Cork's busiest road junction will officially open on Monday after weeks of late-night work to deliver the major upgrade
Dunkettle Interchange: Last two pieces of mammoth road works are completed

The Links Open Eddie Interchange On At From Northbound Picture: N25 And Are Final O'hare To The To Island The M8 Dunkettle The Westbound Little

The last two links of the revamped Dunkettle Interchange are to be opened on Monday, signalling the “substantial completion” of the mammoth upgrade of Cork’s busiest junction.

The final links to open are on the N25 westbound and from Little Island to the M8 northbound, with Tánaiste Micheál Martin due to conduct an official opening of the overall project.

Completion of the main construction works will be followed by a three-year maintenance period during which the operation of the interchange will be monitored.

Work on the complex engineering project has been likened to performing open heart surgery on a patient — while they are awake.

A total of 18 new road links have been built over 10km, while the amount of new pavement laid down is 150,000 sqm, which is about two-and-a-half times as big as Croke Park.

The million cubic metres of earthworks moved would be enough to fill 400 Olympic-sized swimming pools while the total 22,500m length of drainage pipes installed is about two-and-a-half times as tall as Mount Everest.

Despite improvements in traffic flow, Cork County Council has said that it is too early to say if increased traffic queuing from the East Cork side into the Jack Lynch Tunnel will become commonplace.

Concerns have been raised by local councillors that traffic queues approaching Dunkettle from its eastern side are getting worse.
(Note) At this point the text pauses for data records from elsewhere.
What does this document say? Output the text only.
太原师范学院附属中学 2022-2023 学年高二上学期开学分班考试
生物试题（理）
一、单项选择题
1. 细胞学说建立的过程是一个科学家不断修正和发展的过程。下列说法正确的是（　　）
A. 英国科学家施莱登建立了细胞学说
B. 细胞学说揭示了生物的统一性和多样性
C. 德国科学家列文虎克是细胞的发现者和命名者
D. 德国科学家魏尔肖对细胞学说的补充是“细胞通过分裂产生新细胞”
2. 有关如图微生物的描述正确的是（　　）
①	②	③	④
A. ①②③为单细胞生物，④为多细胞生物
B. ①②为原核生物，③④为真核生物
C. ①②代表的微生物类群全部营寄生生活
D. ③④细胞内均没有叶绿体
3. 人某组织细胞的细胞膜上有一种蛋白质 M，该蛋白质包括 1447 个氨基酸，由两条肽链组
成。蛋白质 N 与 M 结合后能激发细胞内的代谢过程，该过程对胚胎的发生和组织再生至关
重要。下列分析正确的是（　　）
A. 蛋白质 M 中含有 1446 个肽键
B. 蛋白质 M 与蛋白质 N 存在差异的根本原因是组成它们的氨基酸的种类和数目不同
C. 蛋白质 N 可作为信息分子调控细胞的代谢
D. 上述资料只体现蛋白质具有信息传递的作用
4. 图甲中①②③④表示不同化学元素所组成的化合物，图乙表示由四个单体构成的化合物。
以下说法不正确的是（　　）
They have also claimed that the traffic flow from East Cork into the tunnel and into Cork City has not improved since the Dunkettle works were undertaken. 
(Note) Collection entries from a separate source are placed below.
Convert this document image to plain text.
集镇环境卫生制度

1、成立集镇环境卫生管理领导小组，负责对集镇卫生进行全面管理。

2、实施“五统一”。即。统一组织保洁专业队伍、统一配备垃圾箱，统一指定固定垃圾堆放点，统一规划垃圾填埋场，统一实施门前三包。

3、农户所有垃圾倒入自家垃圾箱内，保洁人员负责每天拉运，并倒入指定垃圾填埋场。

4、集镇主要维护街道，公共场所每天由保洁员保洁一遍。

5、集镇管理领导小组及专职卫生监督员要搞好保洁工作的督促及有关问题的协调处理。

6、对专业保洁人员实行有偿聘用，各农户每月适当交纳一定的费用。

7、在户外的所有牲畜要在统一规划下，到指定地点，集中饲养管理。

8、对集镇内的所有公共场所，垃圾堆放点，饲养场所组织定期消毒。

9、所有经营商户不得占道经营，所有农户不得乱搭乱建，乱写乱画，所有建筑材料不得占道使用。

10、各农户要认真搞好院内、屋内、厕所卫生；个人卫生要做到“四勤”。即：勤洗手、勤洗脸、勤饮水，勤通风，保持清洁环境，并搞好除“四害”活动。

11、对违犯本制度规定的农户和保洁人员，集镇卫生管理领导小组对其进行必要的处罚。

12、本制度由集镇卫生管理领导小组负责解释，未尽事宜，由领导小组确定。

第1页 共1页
A night-time working blitz in recent weeks got the project to its completion milestone on Monday. 

A range of localised resurfacing and waterproofing works were required across the vast construction site before the scheme could be fit for use by motorists.

Originally, it was envisaged that the project — which was compared in 2011 to the revamp of the traffic bottleneck at the Red Cow in Dublin — would cost €100m and that construction would start in 2014.

A contract for the first phase was awarded in 2018, but the project was delayed when the State and the contractor, Sisk, failed to agree on a price for the second, main phase. While ground investigation works continued, the main construction contract was not awarded to Sisk until October 2020. Work has been ongoing for the last four years, with the overall cost expected to exceed €200m.

The interchange the junction of four national roads, the M8 Cork - Dublin Motorway, the N25 Cork - Waterford / Rosslare route, the N40 Cork South Ring Road and the N8 Dunkettle - Cork city National Route

Around 120,000 vehicles pass through the interchange on the busier days of the week.